Gagosian’s far-reaching show takes Nam June’s pop-cultural reputation into account – and in fact places it centre stage, featuring works like Zen for TV and Lion. Where it perhaps goes a step further is in the inclusion of seldom-exhibited  – and even never-before-seen – works including drawings, paintings and installations created using the sections of the Berlin Wall.

That may sound like an eclectic spread of works, but what binds them together, as the exhibition’s title implies – is a conception of art as something constantly in the process of becoming – something that responds to, and morphs with, the passing of time. This idea of art as something inherently mutable invites conversations around performance – something that “was really important to Nam June’s ideas and thinking,” John says. “It’s something you see in his collaborative performances with artists including Joseph Beuys and cellist and artist Charlotte Moorman” – video installations of which feature in the exhibition – “but also in contexts where he himself was the performer,” either first hand, or as an orchestrator of object-performances. 

Perhaps one of the most striking examples of the latter took place in 1982, when a humanoid robot that Nam June built was made to walk across Madison Avenue as the artist drove his car into it, arousing the shock of both passers-by and the local news. “It was really about this idea of humanising technology,” John says, “He said, ‘We're practising how to cope with technology’. It was a performance to make us aware of what integrating technology into our lives entails”, and how it could shape how we interact with the world.

John’s comment makes you wonder what Nam June would have made of how things have developed since then. What would he have made of the fact that smartphones are now more like external vital organs than optional luxuries? What would he have made of TikTok? “I really wish he could have seen all of this,” John says, “but it really is what he was talking about. It's not just that he anticipated it, though, it's that he realised it in a way,” he continues, highlighting Nam June’s iconic 34-projector work, Sistine Chapel, an immersive sensorial assault of moving image and sound. “The model he pioneered, where you have these multiple channels playing simultaneously, is all about the kind of pressure behind being confronted with multiple ways of communicating. Embedded in all this work is not a frozen past, but a living present of possibility.” 
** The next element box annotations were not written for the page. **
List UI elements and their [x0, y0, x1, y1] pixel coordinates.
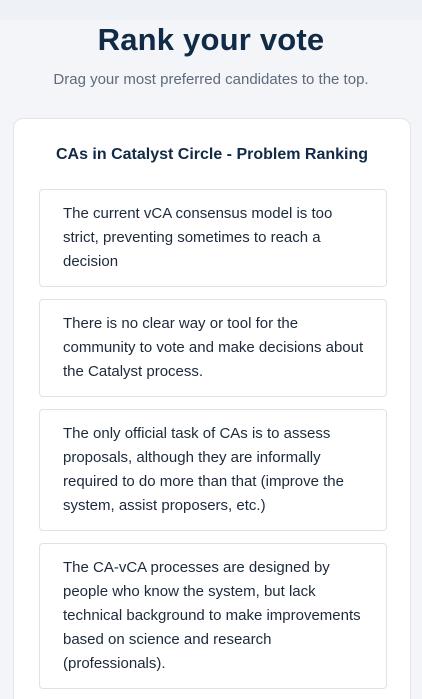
top-strip [0, 0, 422, 20]
candidate-card-3[interactable]: The only official task of CAs is to asse… [39, 409, 387, 531]
page-title: Rank your vote [97, 22, 325, 57]
ranking-panel: CAs in Catalyst Circle - Problem Ranking… [13, 118, 411, 699]
candidate-card-4[interactable]: The CA-vCA processes are designed by peo… [39, 543, 387, 689]
candidate-card-2[interactable]: There is no clear way or tool for the co… [39, 299, 387, 397]
ballot-title: CAs in Catalyst Circle - Problem Ranking [55, 146, 369, 163]
page-subtitle: Drag your most preferred candidates to t… [53, 71, 369, 88]
candidate-card-1[interactable]: The current vCA consensus model is too s… [39, 189, 387, 287]
rank-vote-page: Rank your vote Drag your most preferred … [0, 0, 422, 699]
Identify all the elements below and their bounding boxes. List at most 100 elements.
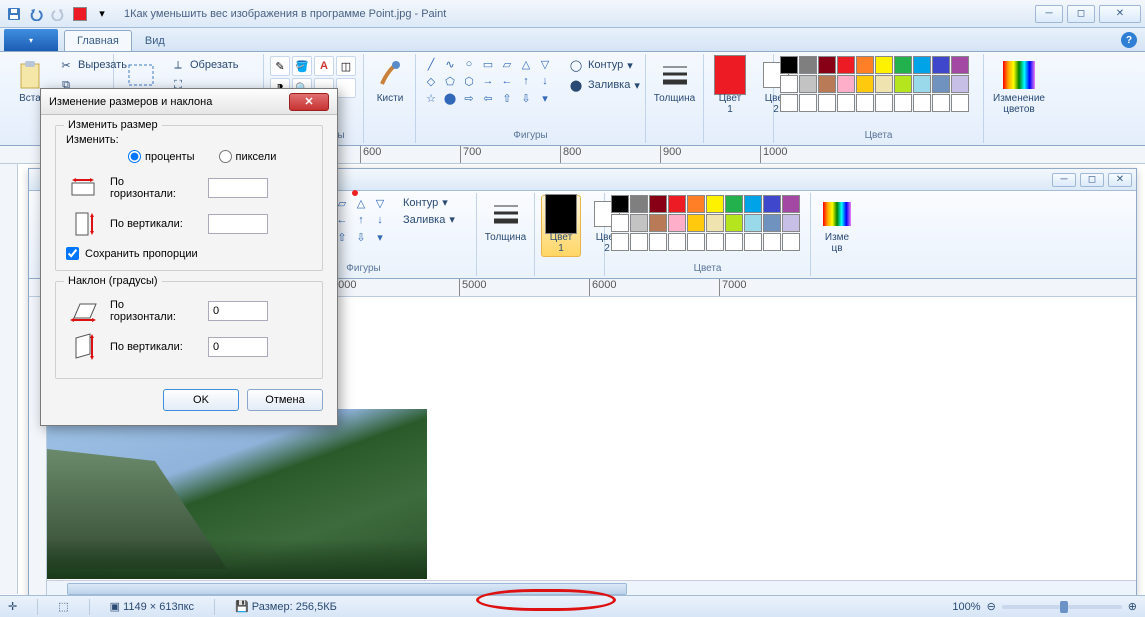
color-swatch[interactable] bbox=[763, 214, 781, 232]
color-swatch-empty[interactable] bbox=[818, 94, 836, 112]
color-swatch[interactable] bbox=[744, 195, 762, 213]
shape-gallery[interactable]: ╱∿○▭▱△▽ ◇⬠⬡→←↑↓ ☆⬤⇨⇦⇧⇩▾ bbox=[422, 56, 554, 106]
color-swatch-empty[interactable] bbox=[875, 94, 893, 112]
radio-pixels[interactable]: пиксели bbox=[219, 150, 277, 163]
brushes-button[interactable]: Кисти bbox=[370, 56, 410, 107]
thickness-button[interactable]: Толщина bbox=[652, 56, 697, 107]
close-button[interactable]: ✕ bbox=[1099, 5, 1141, 23]
color-swatch-empty[interactable] bbox=[630, 233, 648, 251]
color-swatch[interactable] bbox=[856, 75, 874, 93]
color-swatch-empty[interactable] bbox=[932, 94, 950, 112]
color-swatch[interactable] bbox=[744, 214, 762, 232]
color-swatch[interactable] bbox=[856, 56, 874, 74]
nested-close-button[interactable]: ✕ bbox=[1108, 173, 1132, 187]
zoom-in-button[interactable]: ⊕ bbox=[1128, 600, 1137, 613]
color-swatch[interactable] bbox=[932, 75, 950, 93]
nested-outline-button[interactable]: Контур ▾ bbox=[399, 195, 459, 210]
nested-thickness-button[interactable]: Толщина bbox=[483, 195, 528, 246]
color-swatch[interactable] bbox=[780, 56, 798, 74]
color-swatch-empty[interactable] bbox=[725, 233, 743, 251]
color-swatch[interactable] bbox=[782, 195, 800, 213]
nested-color-palette[interactable] bbox=[611, 195, 800, 251]
color-swatch[interactable] bbox=[668, 195, 686, 213]
nested-fill-button[interactable]: Заливка ▾ bbox=[399, 212, 459, 227]
tab-home[interactable]: Главная bbox=[64, 30, 132, 51]
skew-horizontal-input[interactable] bbox=[208, 301, 268, 321]
color-swatch-empty[interactable] bbox=[782, 233, 800, 251]
color-swatch[interactable] bbox=[782, 214, 800, 232]
fill-button[interactable]: ⬤Заливка ▾ bbox=[564, 76, 644, 94]
color-swatch-empty[interactable] bbox=[668, 233, 686, 251]
file-menu-button[interactable]: ▾ bbox=[4, 29, 58, 51]
color-swatch[interactable] bbox=[818, 75, 836, 93]
color1-button[interactable]: Цвет 1 bbox=[710, 56, 750, 118]
nested-maximize-button[interactable]: ◻ bbox=[1080, 173, 1104, 187]
color-swatch[interactable] bbox=[837, 56, 855, 74]
color-swatch[interactable] bbox=[951, 56, 969, 74]
undo-icon[interactable] bbox=[26, 4, 46, 24]
eraser-tool[interactable]: ◫ bbox=[336, 56, 356, 76]
color-swatch-empty[interactable] bbox=[951, 94, 969, 112]
color-swatch[interactable] bbox=[630, 195, 648, 213]
color-swatch[interactable] bbox=[611, 195, 629, 213]
keep-ratio-checkbox[interactable] bbox=[66, 247, 79, 260]
tab-view[interactable]: Вид bbox=[132, 30, 178, 51]
color-swatch[interactable] bbox=[706, 214, 724, 232]
nested-color1-button[interactable]: Цвет 1 bbox=[541, 195, 581, 257]
color-swatch[interactable] bbox=[611, 214, 629, 232]
color-swatch[interactable] bbox=[668, 214, 686, 232]
color-swatch[interactable] bbox=[725, 195, 743, 213]
color-swatch[interactable] bbox=[763, 195, 781, 213]
edit-colors-button[interactable]: Изменение цветов bbox=[990, 56, 1048, 118]
qat-dropdown-icon[interactable]: ▾ bbox=[92, 4, 112, 24]
color-swatch-empty[interactable] bbox=[744, 233, 762, 251]
color-swatch-empty[interactable] bbox=[763, 233, 781, 251]
color-swatch-empty[interactable] bbox=[706, 233, 724, 251]
color-swatch[interactable] bbox=[894, 56, 912, 74]
color-swatch-empty[interactable] bbox=[649, 233, 667, 251]
color-swatch[interactable] bbox=[799, 56, 817, 74]
pencil-tool[interactable]: ✎ bbox=[270, 56, 290, 76]
ok-button[interactable]: OK bbox=[163, 389, 239, 411]
color-swatch[interactable] bbox=[913, 75, 931, 93]
color-swatch[interactable] bbox=[687, 214, 705, 232]
qat-color-swatch[interactable] bbox=[70, 4, 90, 24]
crop-button[interactable]: ⟂Обрезать bbox=[166, 56, 243, 74]
resize-horizontal-input[interactable] bbox=[208, 178, 268, 198]
skew-vertical-input[interactable] bbox=[208, 337, 268, 357]
color-swatch[interactable] bbox=[894, 75, 912, 93]
color-swatch[interactable] bbox=[649, 214, 667, 232]
nested-edit-colors-button[interactable]: Изме цв bbox=[817, 195, 857, 257]
color-swatch[interactable] bbox=[951, 75, 969, 93]
color-swatch[interactable] bbox=[875, 75, 893, 93]
canvas[interactable] bbox=[47, 409, 1136, 579]
cancel-button[interactable]: Отмена bbox=[247, 389, 323, 411]
color-swatch-empty[interactable] bbox=[856, 94, 874, 112]
minimize-button[interactable]: ─ bbox=[1035, 5, 1063, 23]
color-swatch[interactable] bbox=[875, 56, 893, 74]
maximize-button[interactable]: ◻ bbox=[1067, 5, 1095, 23]
zoom-slider[interactable] bbox=[1002, 605, 1122, 609]
dialog-close-button[interactable]: ✕ bbox=[289, 93, 329, 111]
color-swatch-empty[interactable] bbox=[780, 94, 798, 112]
color-swatch-empty[interactable] bbox=[837, 94, 855, 112]
color-palette[interactable] bbox=[780, 56, 969, 112]
color-swatch[interactable] bbox=[780, 75, 798, 93]
color-swatch[interactable] bbox=[706, 195, 724, 213]
color-swatch[interactable] bbox=[913, 56, 931, 74]
zoom-out-button[interactable]: ⊖ bbox=[987, 600, 996, 613]
text-tool[interactable]: A bbox=[314, 56, 334, 76]
color-swatch[interactable] bbox=[837, 75, 855, 93]
save-icon[interactable] bbox=[4, 4, 24, 24]
color-swatch[interactable] bbox=[799, 75, 817, 93]
redo-icon[interactable] bbox=[48, 4, 68, 24]
color-swatch[interactable] bbox=[725, 214, 743, 232]
color-swatch-empty[interactable] bbox=[799, 94, 817, 112]
color-swatch-empty[interactable] bbox=[894, 94, 912, 112]
color-swatch-empty[interactable] bbox=[687, 233, 705, 251]
color-swatch[interactable] bbox=[687, 195, 705, 213]
color-swatch[interactable] bbox=[818, 56, 836, 74]
color-swatch-empty[interactable] bbox=[611, 233, 629, 251]
color-swatch-empty[interactable] bbox=[913, 94, 931, 112]
scroll-thumb[interactable] bbox=[67, 583, 627, 595]
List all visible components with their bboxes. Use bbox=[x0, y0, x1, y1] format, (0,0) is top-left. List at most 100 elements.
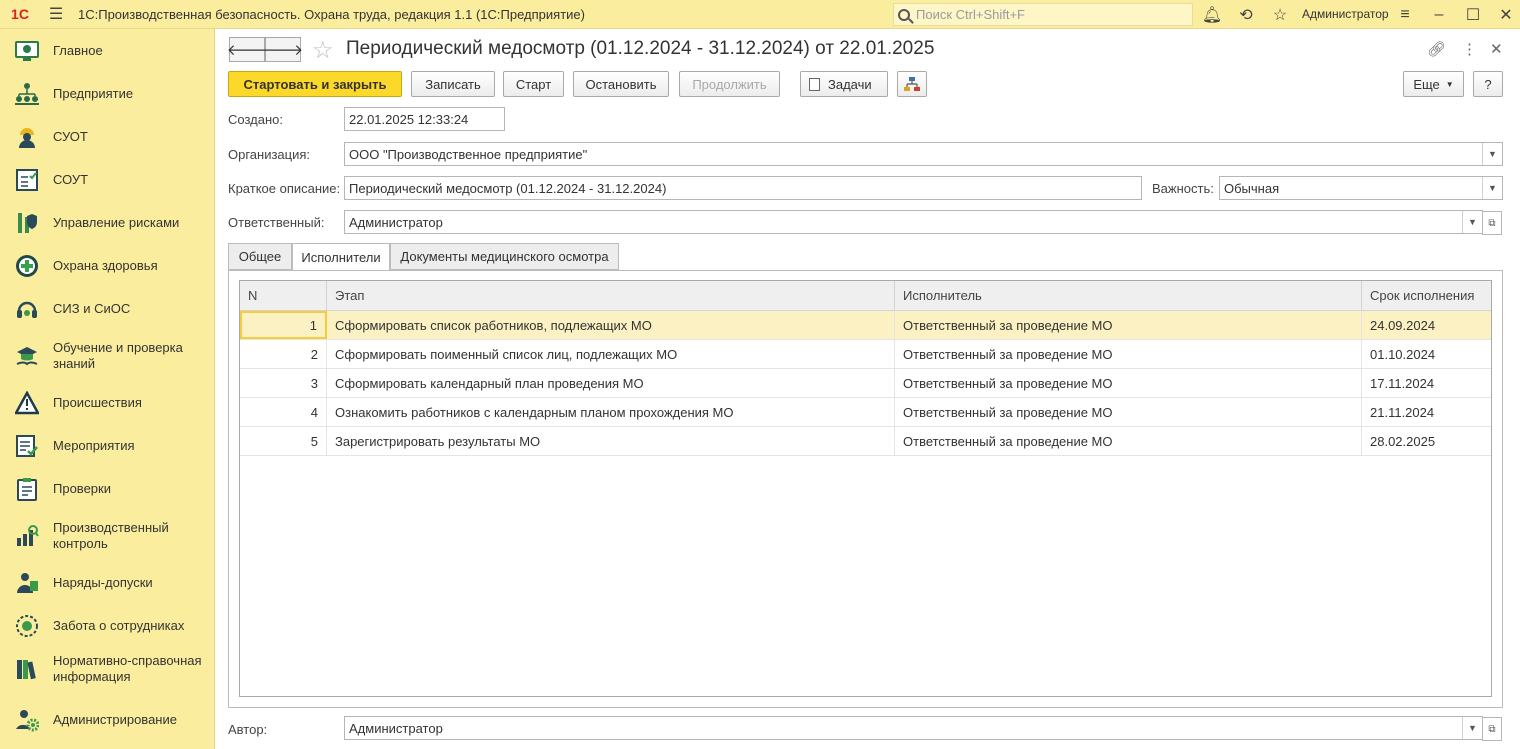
cell-executor[interactable]: Ответственный за проведение МО bbox=[895, 340, 1362, 368]
care-icon bbox=[14, 613, 40, 639]
route-map-button[interactable] bbox=[897, 71, 927, 97]
sidebar-item-sout[interactable]: СОУТ bbox=[0, 164, 215, 196]
sidebar-item-incidents[interactable]: Происшествия bbox=[0, 387, 215, 419]
forward-button[interactable]: 🡒 bbox=[263, 37, 303, 62]
sidebar-item-reference-info[interactable]: Нормативно-справочная информация bbox=[0, 649, 215, 689]
favorite-star-icon[interactable]: ☆ bbox=[312, 36, 334, 65]
bell-icon[interactable]: 🔔︎ bbox=[1201, 4, 1223, 26]
table-row[interactable]: 2 Сформировать поименный список лиц, под… bbox=[240, 340, 1491, 369]
column-header-due[interactable]: Срок исполнения bbox=[1362, 281, 1491, 311]
tab-general[interactable]: Общее bbox=[228, 243, 292, 270]
history-icon[interactable]: ⟲ bbox=[1235, 4, 1257, 26]
start-and-close-button[interactable]: Стартовать и закрыть bbox=[228, 71, 402, 97]
save-button[interactable]: Записать bbox=[411, 71, 495, 97]
sidebar-item-production-control[interactable]: Производственный контроль bbox=[0, 516, 215, 556]
organization-value: ООО "Производственное предприятие" bbox=[349, 146, 588, 162]
stop-button[interactable]: Остановить bbox=[573, 71, 669, 97]
route-map-icon bbox=[904, 77, 920, 91]
1c-logo[interactable]: 1С bbox=[0, 0, 40, 29]
settings-menu-icon[interactable]: ≡ bbox=[1394, 4, 1416, 26]
sidebar-item-employee-care[interactable]: Забота о сотрудниках bbox=[0, 610, 215, 642]
dropdown-arrow-icon[interactable]: ▼ bbox=[1462, 717, 1482, 739]
sidebar-label: Забота о сотрудниках bbox=[53, 618, 185, 633]
column-header-n[interactable]: N bbox=[240, 281, 327, 311]
sidebar-item-permits[interactable]: Наряды-допуски bbox=[0, 567, 215, 599]
back-button[interactable]: 🡐 bbox=[227, 37, 267, 62]
menu-hamburger-icon[interactable]: ☰ bbox=[40, 0, 72, 29]
cell-due[interactable]: 24.09.2024 bbox=[1362, 311, 1491, 339]
author-field[interactable]: Администратор ▼ ⧉ bbox=[344, 716, 1502, 741]
more-button[interactable]: Еще ▼ bbox=[1403, 71, 1464, 97]
created-field[interactable]: 22.01.2025 12:33:24 bbox=[344, 107, 505, 131]
cell-executor[interactable]: Ответственный за проведение МО bbox=[895, 369, 1362, 397]
close-window-icon[interactable]: ✕ bbox=[1495, 4, 1517, 26]
cell-due[interactable]: 01.10.2024 bbox=[1362, 340, 1491, 368]
responsible-field[interactable]: Администратор ▼ ⧉ bbox=[344, 210, 1502, 235]
column-header-executor[interactable]: Исполнитель bbox=[895, 281, 1362, 311]
column-header-stage[interactable]: Этап bbox=[327, 281, 895, 311]
protective-gear-icon bbox=[14, 296, 40, 322]
sidebar-item-ppe[interactable]: СИЗ и СиОС bbox=[0, 293, 215, 325]
minimize-icon[interactable]: – bbox=[1428, 4, 1450, 26]
continue-button[interactable]: Продолжить bbox=[679, 71, 780, 97]
table-row[interactable]: 3 Сформировать календарный план проведен… bbox=[240, 369, 1491, 398]
organization-field[interactable]: ООО "Производственное предприятие" ▼ bbox=[344, 142, 1503, 166]
sidebar-item-inspections[interactable]: Проверки bbox=[0, 473, 215, 505]
sidebar-label: Предприятие bbox=[53, 86, 134, 101]
tab-medical-documents[interactable]: Документы медицинского осмотра bbox=[390, 243, 619, 270]
executors-table[interactable]: N Этап Исполнитель Срок исполнения 1 Сфо… bbox=[239, 280, 1492, 697]
cell-executor[interactable]: Ответственный за проведение МО bbox=[895, 398, 1362, 426]
cell-n[interactable]: 2 bbox=[240, 340, 327, 368]
sidebar-label: Нормативно-справочная информация bbox=[53, 653, 202, 684]
help-button[interactable]: ? bbox=[1473, 71, 1503, 97]
table-row[interactable]: 1 Сформировать список работников, подлеж… bbox=[240, 311, 1491, 340]
sidebar-item-main[interactable]: Главное bbox=[0, 35, 215, 67]
sidebar-label: Охрана здоровья bbox=[53, 258, 158, 273]
open-item-icon[interactable]: ⧉ bbox=[1482, 717, 1502, 741]
current-user[interactable]: Администратор bbox=[1302, 7, 1389, 21]
cell-due[interactable]: 17.11.2024 bbox=[1362, 369, 1491, 397]
cell-executor[interactable]: Ответственный за проведение МО bbox=[895, 427, 1362, 455]
global-search-input[interactable]: Поиск Ctrl+Shift+F bbox=[893, 3, 1193, 26]
cell-n[interactable]: 4 bbox=[240, 398, 327, 426]
favorites-star-icon[interactable]: ☆ bbox=[1269, 4, 1291, 26]
checklist-icon bbox=[14, 167, 40, 193]
maximize-icon[interactable]: ☐ bbox=[1462, 4, 1484, 26]
cell-due[interactable]: 21.11.2024 bbox=[1362, 398, 1491, 426]
description-field[interactable]: Периодический медосмотр (01.12.2024 - 31… bbox=[344, 176, 1142, 200]
open-item-icon[interactable]: ⧉ bbox=[1482, 211, 1502, 235]
sidebar-item-training[interactable]: Обучение и проверка знаний bbox=[0, 336, 215, 376]
importance-field[interactable]: Обычная ▼ bbox=[1219, 176, 1503, 200]
sidebar-label: Производственный контроль bbox=[53, 520, 169, 551]
sidebar-item-enterprise[interactable]: Предприятие bbox=[0, 78, 215, 110]
sidebar-item-activities[interactable]: Мероприятия bbox=[0, 430, 215, 462]
cell-n[interactable]: 5 bbox=[240, 427, 327, 455]
cell-due[interactable]: 28.02.2025 bbox=[1362, 427, 1491, 455]
cell-n[interactable]: 1 bbox=[240, 311, 327, 339]
organization-label: Организация: bbox=[228, 147, 311, 162]
tasks-button[interactable]: Задачи bbox=[800, 71, 888, 97]
sidebar-item-suot[interactable]: СУОТ bbox=[0, 121, 215, 153]
link-icon[interactable]: 🔗︎ bbox=[1427, 40, 1446, 58]
tab-executors[interactable]: Исполнители bbox=[292, 243, 390, 271]
dropdown-arrow-icon[interactable]: ▼ bbox=[1482, 177, 1502, 199]
table-row[interactable]: 4 Ознакомить работников с календарным пл… bbox=[240, 398, 1491, 427]
cell-executor[interactable]: Ответственный за проведение МО bbox=[895, 311, 1362, 339]
cell-stage[interactable]: Сформировать календарный план проведения… bbox=[327, 369, 895, 397]
dropdown-arrow-icon[interactable]: ▼ bbox=[1462, 211, 1482, 233]
sidebar-item-risk-management[interactable]: Управление рисками bbox=[0, 207, 215, 239]
cell-stage[interactable]: Зарегистрировать результаты МО bbox=[327, 427, 895, 455]
start-button[interactable]: Старт bbox=[503, 71, 564, 97]
dropdown-arrow-icon[interactable]: ▼ bbox=[1482, 143, 1502, 165]
created-value: 22.01.2025 12:33:24 bbox=[349, 111, 469, 127]
table-row[interactable]: 5 Зарегистрировать результаты МО Ответст… bbox=[240, 427, 1491, 456]
close-form-icon[interactable]: ✕ bbox=[1490, 40, 1503, 58]
more-options-icon[interactable]: ⋮ bbox=[1462, 40, 1477, 58]
cell-n[interactable]: 3 bbox=[240, 369, 327, 397]
cell-stage[interactable]: Ознакомить работников с календарным план… bbox=[327, 398, 895, 426]
permit-icon bbox=[14, 570, 40, 596]
cell-stage[interactable]: Сформировать список работников, подлежащ… bbox=[327, 311, 895, 339]
sidebar-item-administration[interactable]: Администрирование bbox=[0, 704, 215, 736]
sidebar-item-health[interactable]: Охрана здоровья bbox=[0, 250, 215, 282]
cell-stage[interactable]: Сформировать поименный список лиц, подле… bbox=[327, 340, 895, 368]
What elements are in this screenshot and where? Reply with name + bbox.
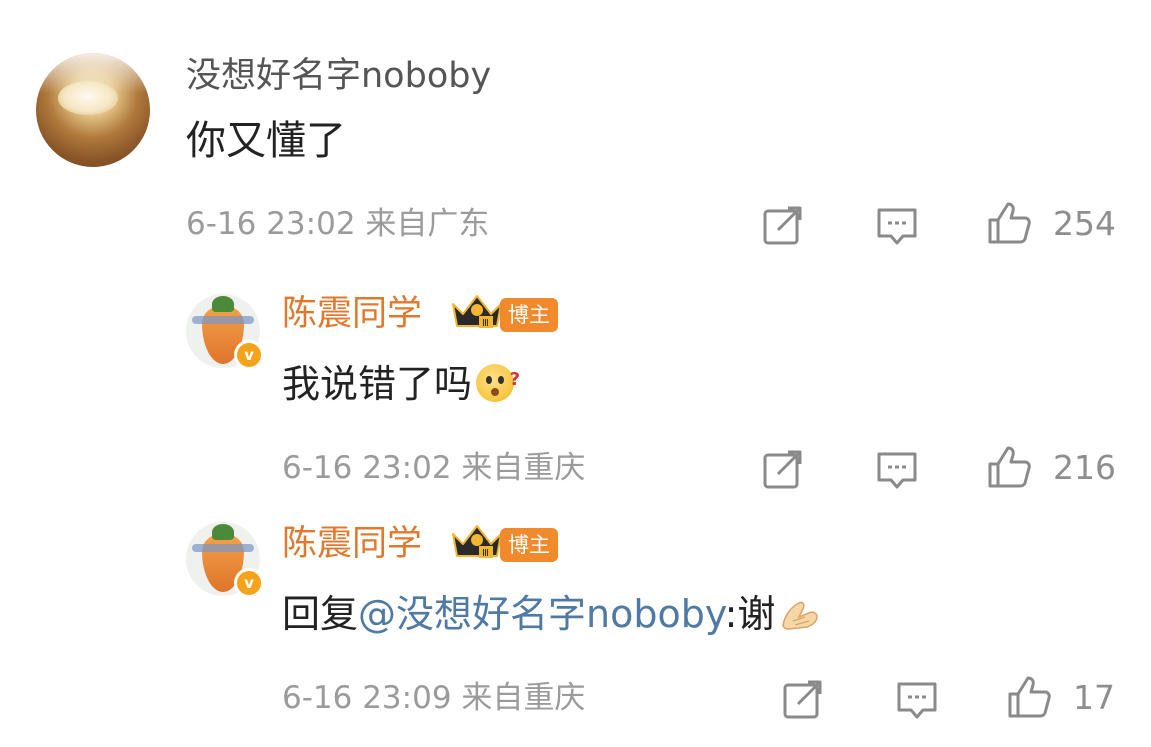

Granted, despite what the future-minded nature of his perspective may suggest, it would be wrong to consider Nam June a decidedly optimistic artist, or someone who believed that the possibilities of technology were purely benign. “His aim wasn't to sell technology or convince people of its applications,” John notes. “It was to use it as an instrument and tool. Within that action, and embedded within that process, though, is an empowerment of the individual and the community.”

Where that legacy of empowerment makes itself most strongly felt is in the chapters of art history that have been written in his wake. “He wanted a new generation of artists to take what he created and go beyond,” John notes. “The success of his medium was important to him, but the success of other artists’ success was his success, too – it all meant that this new medium was playing a transformative role. ‘John, we're going to win,’ he once told me, ‘because this is the medium, the art form, the process that is changing how we see the world around us.’ And that, fundamentally, is what art is about.”